The T332 dominated the last three years of the US F5000 championship, with Briton Brian Redman taking the title three times in a row in 1974–76, his most serious rivals Al Unser and Mario Andretti, in 1974–75 in Parnelli T332C. Australian driver Warwick Brown used a T332 to win the 1975 Tasman Series as well as the 1975 New Zealand Grand Prix. In doing so he became the only Australian driver to ever win the Tasman Series. New Zealand driver Ken Smith also used a Lola T332 to win the 1976 New Zealand Grand Prix. Ken Smith had obtained Redman's 1974 US winning chassis and a couple of extremely powerful US F5000 chevy engines. Lawrence, after a serious accident in the 72 NZGP regained competitive form in a new T332 in the 1974 Tasman and by 1975 had upgraded his chassis to the specs of Andretti's US car and running with real sponsorship from Malboro, Singapore Airlines and Wix, was Warwick Brown's most serious rival during the 1975 Tasman. As a side note, both the 1975 and 1976 New Zealand Grands Prix were held at Pukekohe Park Raceway. It was generally thought in the 1975 Tasman the two best drivers, Graham McRae in a McRae GM2 and Chris Amon in a Talon (a modified version of the GM2) were very much at a disadvantage compared with Lawrence, Brown and Smith in the Lola 332T, although to some extent that was compensated by the very fast Firestone F5000 tyres used by McRae for the last time in NZ which meant McRae took pole or deadheated for pole time in the four kiwi rounds of the last Tasman. McRae himself found his own T332 far faster than his GM2 in the 1974/75 US Travellers Cheque F5000 series. Although not able to equal the engine preparation of the Haas or Parnelli teams running at F1 level, even in 1975 at Watkins Glen, Laguna Seca and Long Beach, McRae in a T332 was still as quick as Jarier or Unser while his T332 lasted. In Australasia the T400 never matched the T332 although after its disastrous 1975 series, Max Stewarts T400 was often competitive in 1976 and 1977. In the Shellsport F5000 series in 1975, Peter Gethin and Pilete's T400 was probably quicker than the best T332s of Guy Edwards and Ian Ashley and in 1976 Keith Holland in a T400 often matched Edward's and David Purley 3.6 March and Chevron cars. The last two new T332c F5000s in 1977 were built for Alan Jones for the 1977 Australian Tasman rounds and Keith Holland Shellsport campaign that year.

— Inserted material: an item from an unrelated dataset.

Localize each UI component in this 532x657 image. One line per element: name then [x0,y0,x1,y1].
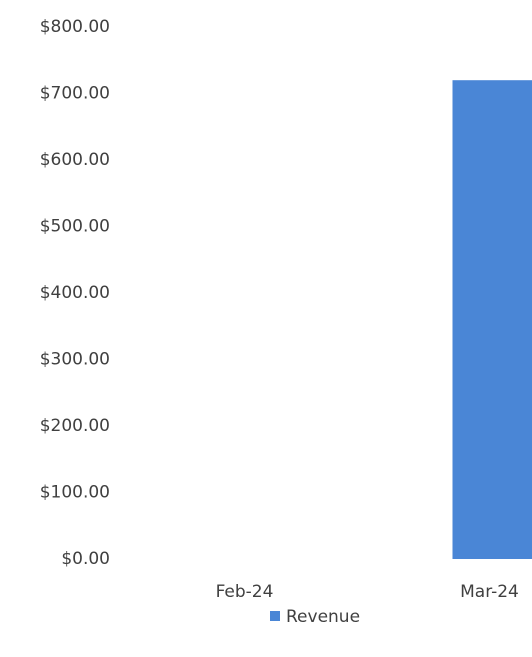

During its competition life, the T332 also won the US Formula A/F5000 Championship in 1974 and 1975 driven by British driver Brian Redman, the British Formula 5000 Championship in 1974 driven by Formula One driver Bob Evans and the 1979 Australian Drivers' Championship when driven by South Australian Johnnie Walker who also won the 1979 Australian Grand Prix in his T332. Walker also used a T332 to finish second in the 1975 Australian Drivers' Championship.